Over time, these differences are likely to become the basis for a new round of valuation. What software companies are facing is not just a test of earnings performance, but a rebuilding of the conditions under which they can earn market confidence.
Different companies will need to demonstrate their role in the AI era in different ways. As a result, the return of market confidence is unlikely to be uniform. It will return gradually as the market becomes clearer about these differences, leading to increasingly differentiated valuation outcomes.
The Software Narrative Has Started to Change, but It Is Not Yet Complete
What software stocks are facing today may not be a simple valuation correction. Nor is it a full rejection of the software industry. A more accurate way to describe it is that the market is relearning how to value software companies in the AI era.
In this process, earnings still matter, but they are no longer the only answer.
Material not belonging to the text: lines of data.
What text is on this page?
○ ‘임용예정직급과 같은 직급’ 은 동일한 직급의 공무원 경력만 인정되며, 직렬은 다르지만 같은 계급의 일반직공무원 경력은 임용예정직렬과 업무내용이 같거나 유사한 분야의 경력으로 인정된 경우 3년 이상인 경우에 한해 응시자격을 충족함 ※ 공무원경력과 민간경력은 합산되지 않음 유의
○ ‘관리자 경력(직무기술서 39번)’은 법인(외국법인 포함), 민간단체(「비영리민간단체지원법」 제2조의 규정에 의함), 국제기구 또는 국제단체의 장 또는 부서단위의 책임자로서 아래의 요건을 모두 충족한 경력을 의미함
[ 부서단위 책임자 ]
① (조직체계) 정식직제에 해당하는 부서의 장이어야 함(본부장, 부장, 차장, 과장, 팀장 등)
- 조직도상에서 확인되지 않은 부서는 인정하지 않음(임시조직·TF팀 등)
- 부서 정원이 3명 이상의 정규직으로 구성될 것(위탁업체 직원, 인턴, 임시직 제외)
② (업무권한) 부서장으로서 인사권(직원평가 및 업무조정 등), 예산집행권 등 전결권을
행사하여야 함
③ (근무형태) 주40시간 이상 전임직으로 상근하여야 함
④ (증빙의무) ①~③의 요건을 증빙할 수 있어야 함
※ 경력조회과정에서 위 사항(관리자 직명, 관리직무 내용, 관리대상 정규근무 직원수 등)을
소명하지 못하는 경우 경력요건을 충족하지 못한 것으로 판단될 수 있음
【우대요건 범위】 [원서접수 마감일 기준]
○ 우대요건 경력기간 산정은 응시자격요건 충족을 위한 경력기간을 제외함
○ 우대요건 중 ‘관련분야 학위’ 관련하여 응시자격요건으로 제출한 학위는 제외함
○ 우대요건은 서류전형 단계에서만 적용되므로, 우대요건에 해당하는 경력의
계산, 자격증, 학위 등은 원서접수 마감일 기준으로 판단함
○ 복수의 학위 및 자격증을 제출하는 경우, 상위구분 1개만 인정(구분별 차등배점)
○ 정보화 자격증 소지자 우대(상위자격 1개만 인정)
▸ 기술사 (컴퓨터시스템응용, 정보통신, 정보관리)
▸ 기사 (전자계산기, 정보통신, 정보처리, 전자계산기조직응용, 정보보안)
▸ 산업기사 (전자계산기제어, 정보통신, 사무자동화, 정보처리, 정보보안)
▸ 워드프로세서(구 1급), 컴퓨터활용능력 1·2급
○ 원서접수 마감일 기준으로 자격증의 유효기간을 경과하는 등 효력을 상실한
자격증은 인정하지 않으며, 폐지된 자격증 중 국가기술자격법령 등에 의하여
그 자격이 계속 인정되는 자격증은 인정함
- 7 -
The market does not only want to know whether a company met expectations this quarter. It also wants to know whether AI can truly increase product value, whether it can improve customers’ willingness to pay, whether margins can be maintained, and whether the company still holds an important position in new workflows.
As a result, the software narrative is not disappearing. It is being separated into different parts. In the past, many companies could share the same growth story. Going forward, the market may distinguish more carefully between companies that can turn AI into new value, companies that are only extending their existing growth narrative for now, and companies that need more time to prove that they have not been weakened by the new logic of AI.
This is why market confidence is unlikely to return evenly. It will gradually return to companies that can clearly demonstrate their value, as the market becomes better able to see the differences between them.